‘From little things big things grow’
- Year levels
- Group size
Up to 60 students
1 hour with Museum educator
$7 per student
Tuesday to Thursday, 9am, 11am and 1pm
You may know the song, or you may have heard the saying, but what were the ‘little things’ that actually led to the big changes in the struggle for Indigenous civil and political rights and freedoms in Australia?
Indigenous Rights and Freedoms is a Museum educator-led program where students learn about several key Indigenous and non-Indigenous people involved in the struggles for rights and freedoms for Indigenous Australians, and how these struggles were shaped by global trends such as the American civil rights movements.
Through narratives and gallery exploration students interpret, analyse and discuss the impact that changing attitudes to Indigenous rights has had on contemporary Australia.
- Investigate the evolution of Indigenous rights in Australia and help students to understand some of the campaigns for rights developed by Indigenous and non-Indigenous Australians.
- Enable students to recognise the international connections – how Australian history and major global movements shared strategies in the struggle for rights and freedoms.
- Explore key terms surrounding the concept of rights, freedoms and equality.

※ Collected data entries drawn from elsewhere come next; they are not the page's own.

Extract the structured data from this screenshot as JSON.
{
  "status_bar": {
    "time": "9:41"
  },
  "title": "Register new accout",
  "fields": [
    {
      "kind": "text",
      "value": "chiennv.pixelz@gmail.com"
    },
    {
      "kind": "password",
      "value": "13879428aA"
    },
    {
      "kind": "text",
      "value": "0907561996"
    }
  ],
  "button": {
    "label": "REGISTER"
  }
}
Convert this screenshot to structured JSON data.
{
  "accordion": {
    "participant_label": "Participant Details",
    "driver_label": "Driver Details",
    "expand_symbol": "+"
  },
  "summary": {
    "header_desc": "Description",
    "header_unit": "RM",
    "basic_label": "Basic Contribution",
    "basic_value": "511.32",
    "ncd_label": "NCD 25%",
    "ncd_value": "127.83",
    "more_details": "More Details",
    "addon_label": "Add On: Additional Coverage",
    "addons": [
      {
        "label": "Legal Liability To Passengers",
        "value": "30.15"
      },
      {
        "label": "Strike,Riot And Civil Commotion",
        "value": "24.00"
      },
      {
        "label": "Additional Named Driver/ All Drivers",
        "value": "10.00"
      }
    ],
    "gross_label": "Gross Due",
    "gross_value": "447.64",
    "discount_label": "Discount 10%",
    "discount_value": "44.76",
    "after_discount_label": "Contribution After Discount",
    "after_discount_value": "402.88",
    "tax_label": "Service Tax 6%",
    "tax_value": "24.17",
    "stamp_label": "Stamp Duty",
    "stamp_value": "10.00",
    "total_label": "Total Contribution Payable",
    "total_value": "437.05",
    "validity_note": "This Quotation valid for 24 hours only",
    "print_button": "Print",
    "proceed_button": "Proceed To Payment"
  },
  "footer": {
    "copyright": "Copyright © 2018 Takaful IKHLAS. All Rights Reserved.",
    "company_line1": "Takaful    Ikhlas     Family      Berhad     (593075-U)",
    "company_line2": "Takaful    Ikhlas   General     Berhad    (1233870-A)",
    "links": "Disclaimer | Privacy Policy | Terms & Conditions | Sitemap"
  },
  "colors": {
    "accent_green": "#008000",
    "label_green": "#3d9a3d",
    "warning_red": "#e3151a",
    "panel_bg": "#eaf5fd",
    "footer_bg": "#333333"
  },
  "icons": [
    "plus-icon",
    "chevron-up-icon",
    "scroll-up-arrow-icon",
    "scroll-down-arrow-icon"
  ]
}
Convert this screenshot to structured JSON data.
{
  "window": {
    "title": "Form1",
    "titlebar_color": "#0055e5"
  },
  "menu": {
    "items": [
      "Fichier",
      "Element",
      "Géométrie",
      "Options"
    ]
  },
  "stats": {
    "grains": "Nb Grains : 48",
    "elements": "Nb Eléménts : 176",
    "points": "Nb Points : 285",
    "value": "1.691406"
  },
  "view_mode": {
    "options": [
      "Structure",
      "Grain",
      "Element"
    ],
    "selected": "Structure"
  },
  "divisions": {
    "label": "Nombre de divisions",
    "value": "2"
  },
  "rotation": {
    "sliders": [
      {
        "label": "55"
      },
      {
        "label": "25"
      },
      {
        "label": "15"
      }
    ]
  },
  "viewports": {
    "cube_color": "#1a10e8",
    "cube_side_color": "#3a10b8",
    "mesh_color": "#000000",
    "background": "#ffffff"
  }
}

- Investigate and explore evidence in history through narratives and object analysis. Enable students to draw conclusions about the significance of the development of Indigenous rights in Australia by identifying key people involved in the struggle for these rights and the issues they faced.
- Introductory activity – in this short activity students explore key terms surrounding the concepts of rights, freedoms and equality and develop key points of inquiry to focus their gallery exploration.
- Gallery activity – students undertake a guided exploration of the galleries in small groups. They gather evidence, critically assess and develop conclusions about a specific focus area and report these findings back to the group.
- Object investigation and reflection – students closely investigate a range of gallery objects relating to First Nations history of political activism. They respond critically and creatively to these primary sources and share their responses with the rest of the group.